Eye-hand coordination, bimanual and visuomotor coordination, and manual dexterity are the main skills required in basketball players13,14,15. These are fundamental to achieve a good level of performances in typical gestures of the sport such as dribbling, passing, catching, throwing, shooting, and movements in dynamic and changing environments13,14,15.

Monitoring manual dexterity could be useful to identify any deficiencies in the development of sport-specific skills, such as lack of manual dexterity. As our study showed, this could be done with a reliable, easier, cheaper, and less time-consuming tool.

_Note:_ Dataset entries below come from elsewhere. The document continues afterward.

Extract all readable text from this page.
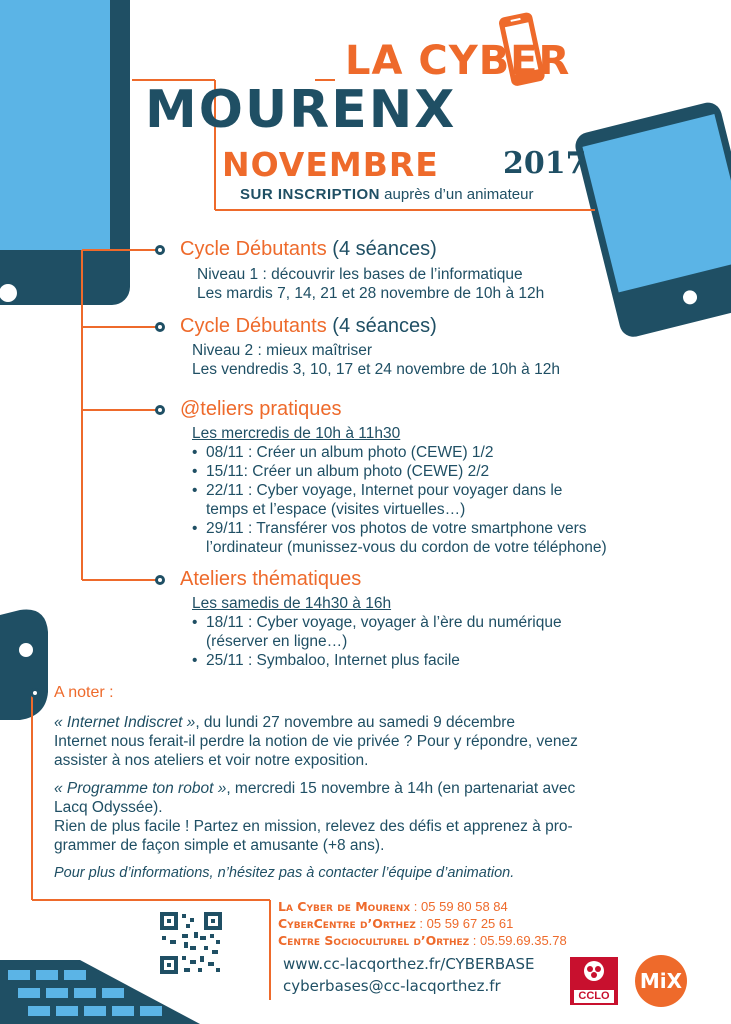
LA CYBER
MOURENX
NOVEMBRE 2017
SUR INSCRIPTION auprès d’un animateur
Cycle Débutants (4 séances)
Niveau 1 : découvrir les bases de l’informatique
Les mardis 7, 14, 21 et 28 novembre de 10h à 12h
Cycle Débutants (4 séances)
Niveau 2 : mieux maîtriser
Les vendredis 3, 10, 17 et 24 novembre de 10h à 12h
@teliers pratiques
Les mercredis de 10h à 11h30
• 08/11 : Créer un album photo (CEWE) 1/2
• 15/11: Créer un album photo (CEWE) 2/2
• 22/11 : Cyber voyage, Internet pour voyager dans le
temps et l’espace (visites virtuelles…)
• 29/11 : Transférer vos photos de votre smartphone vers
l’ordinateur (munissez-vous du cordon de votre téléphone)
Ateliers thématiques
Les samedis de 14h30 à 16h
• 18/11 : Cyber voyage, voyager à l’ère du numérique
(réserver en ligne…)
• 25/11 : Symbaloo, Internet plus facile
A noter :
« Internet Indiscret », du lundi 27 novembre au samedi 9 décembre
Internet nous ferait-il perdre la notion de vie privée ? Pour y répondre, venez
assister à nos ateliers et voir notre exposition.
« Programme ton robot », mercredi 15 novembre à 14h (en partenariat avec
Lacq Odyssée).
Rien de plus facile ! Partez en mission, relevez des défis et apprenez à pro-
grammer de façon simple et amusante (+8 ans).
Pour plus d’informations, n’hésitez pas à contacter l’équipe d’animation.
La Cyber de Mourenx : 05 59 80 58 84
CyberCentre d’Orthez : 05 59 67 25 61
Centre Socioculturel d’Orthez : 05.59.69.35.78
www.cc-lacqorthez.fr/CYBERBASE
cyberbases@cc-lacqorthez.fr
CCLO
MiX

Furthermore, it might be useful to know that a young person who has been playing basketball for at least two years can have higher scores than inactive peers or than those who play other sports. Hence, the practice of a sport can have a specific effect on the development of manual dexterity, and this aspect could be useful to parents for choosing a sport for their children. For example, children with impaired manual dexterity development have proven benefits in practicing physical therapy with movements such as catching, throwing, and shooting11,12,23. In this way, playing basketball could contribute to improve manual dexterity in an inclusive and non-experimental context.

Strengths and limitations

This study has some limitations. First, the three groups do not have the same number of participants due to those excluded because they did not meet the inclusion criteria; the age range was wide to control for the possible influence of hormonal changes during the puberty period (especially for female participants); the tests were administered at different times of the day and this could affect manual dexterity performance. However, to the best of our knowledge, no previous studies examined CRT reliability in sportsmen, particularly in basketball players.